We've already taken some steps. (We now just give you a regular React Native project if you need one), but we plan to keep working on this stuff until you can get all the power you need to build something like Screenshot Hero with the ease of use of just making a website.
Also a bit of tanget, but I'll take the oportunity to say that I wish third party react-native modules had some sort of standard documentation like flutter website, specially versioned documentation.
It's really cool to see how something like this can be made without a huge investment! I expect that future iOS versions will probably just include this natively. There's already some object recognition but not at this level.
Try searching "credit card, [city], september 12th 2019", or "yellow cat" or "screenshot".
It can't transcribe text though.
And transcribe text with Google Lens
I would love to see more developers follow this approach.

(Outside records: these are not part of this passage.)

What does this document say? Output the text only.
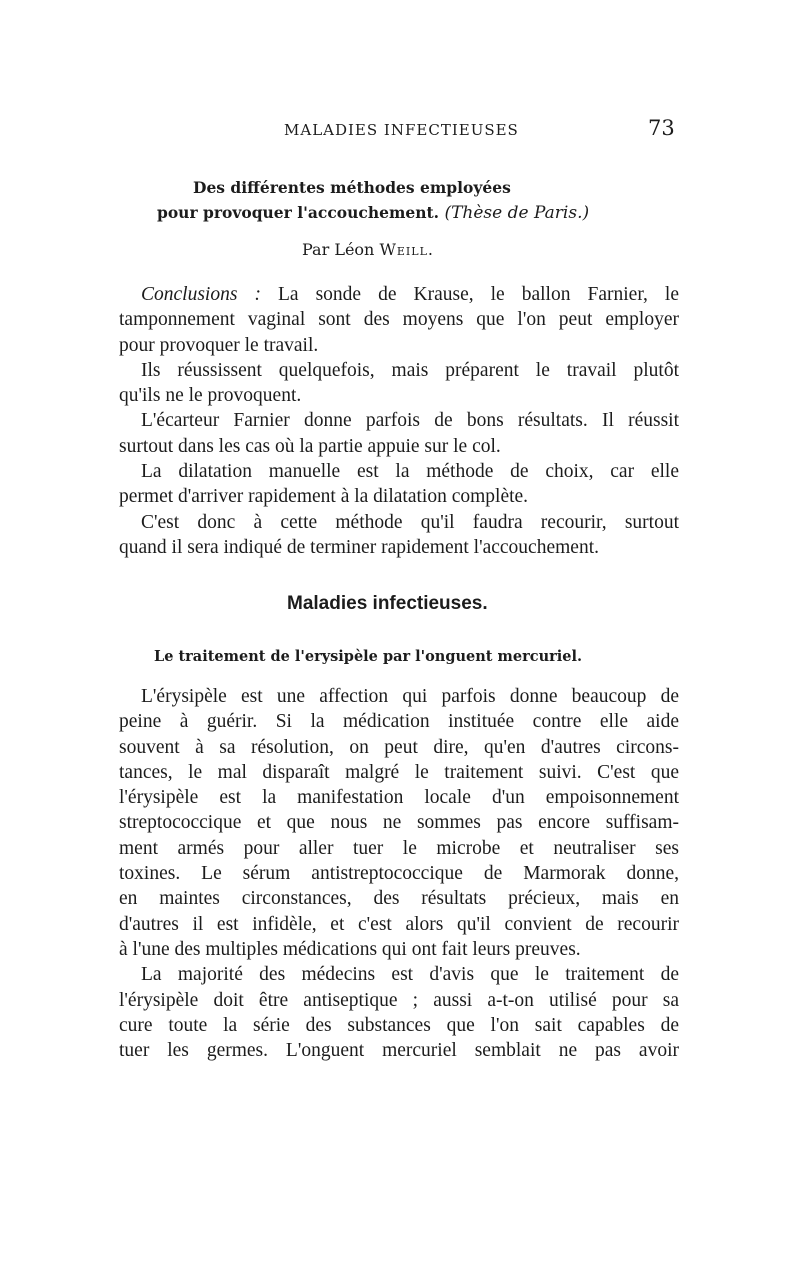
MALADIES INFECTIEUSES	73
Des différentes méthodes employées
pour provoquer l'accouchement. (Thèse de Paris.)
Par Léon Weill.
Conclusions : La sonde de Krause, le ballon Farnier, le
tamponnement vaginal sont des moyens que l'on peut employer
pour provoquer le travail.
Ils réussissent quelquefois, mais préparent le travail plutôt
qu'ils ne le provoquent.
L'écarteur Farnier donne parfois de bons résultats. Il réussit
surtout dans les cas où la partie appuie sur le col.
La dilatation manuelle est la méthode de choix, car elle
permet d'arriver rapidement à la dilatation complète.
C'est donc à cette méthode qu'il faudra recourir, surtout
quand il sera indiqué de terminer rapidement l'accouchement.
Maladies infectieuses.
Le traitement de l'erysipèle par l'onguent mercuriel.
L'érysipèle est une affection qui parfois donne beaucoup de
peine à guérir. Si la médication instituée contre elle aide
souvent à sa résolution, on peut dire, qu'en d'autres circons-
tances, le mal disparaît malgré le traitement suivi. C'est que
l'érysipèle est la manifestation locale d'un empoisonnement
streptococcique et que nous ne sommes pas encore suffisam-
ment armés pour aller tuer le microbe et neutraliser ses
toxines. Le sérum antistreptococcique de Marmorak donne,
en maintes circonstances, des résultats précieux, mais en
d'autres il est infidèle, et c'est alors qu'il convient de recourir
à l'une des multiples médications qui ont fait leurs preuves.
La majorité des médecins est d'avis que le traitement de
l'érysipèle doit être antiseptique ; aussi a-t-on utilisé pour sa
cure toute la série des substances que l'on sait capables de
tuer les germes. L'onguent mercuriel semblait ne pas avoir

As an alternative, Google Photos from the App Store also support OCR for still-images on its web version. I don't have an idevice on me to know if it's also OCR in-app. Give GP a run for its money, Screenshot Hero!
And he said that he used React just for the views — SwiftUI isn’t that hard at all and there are exact tutorials about listing things. Ray Wenderlich for example, the WWDC videos — there is high quality information out there but it seems like Swift and SwiftUI wasn’t actually a real consideration.
To be clear, I am not criticizing the app, what I am criticizing is the parent comment hoping more developers follow that approach. I happen to think that approach is lazy and aspires to the lowest common device denominator rather than building apps that are platform specific and optimized for each.
Sometimes you just want to get something done rather than do free work for one of the richest corporations in the world.
The latter should be enough fulfillment for anyone, but sometimes you're just too greedy!
It helped that React Native performed great for this use case.
I wonder how well it'll scale to 10s of thousands of screenshots (especially the search).
Still, I'm wondering wether or not I should keep Notion around (only used it for web-clipping). Especially since Notion still can't search within pages and iOS now can do full-page screenshots.
Edit: except that on iOS, Safari's full-page screenshots are PDFs. Darn.
Not affiliated in any way, just a satisfied user. https://readdle.com/scannerpro
That would make it more comfortable to try apps like this in terms of privacy concerns.
I will look into this.
I don't plan to open source this particular project as I already have enough of open source action going for me.
I wonder how difficult it would be to hook up the index of text to the spotlight search API so it can search via the built-in iOS search?
Good Notes on the iPad is also shockingly good at OCR for handwriting. At least for the way I write.
I’d like to be able to take a photo of my book shelf and have it show me where the book I want is... or to generate an index of my books, with links I can click that show me where they are.
xcrun simctl io booted recordVideo <filename>.<extension>
Probably a bit harder but maybe scraping app store screenshots and the top 5000 Alexa websites and training a classifier on them might be viable?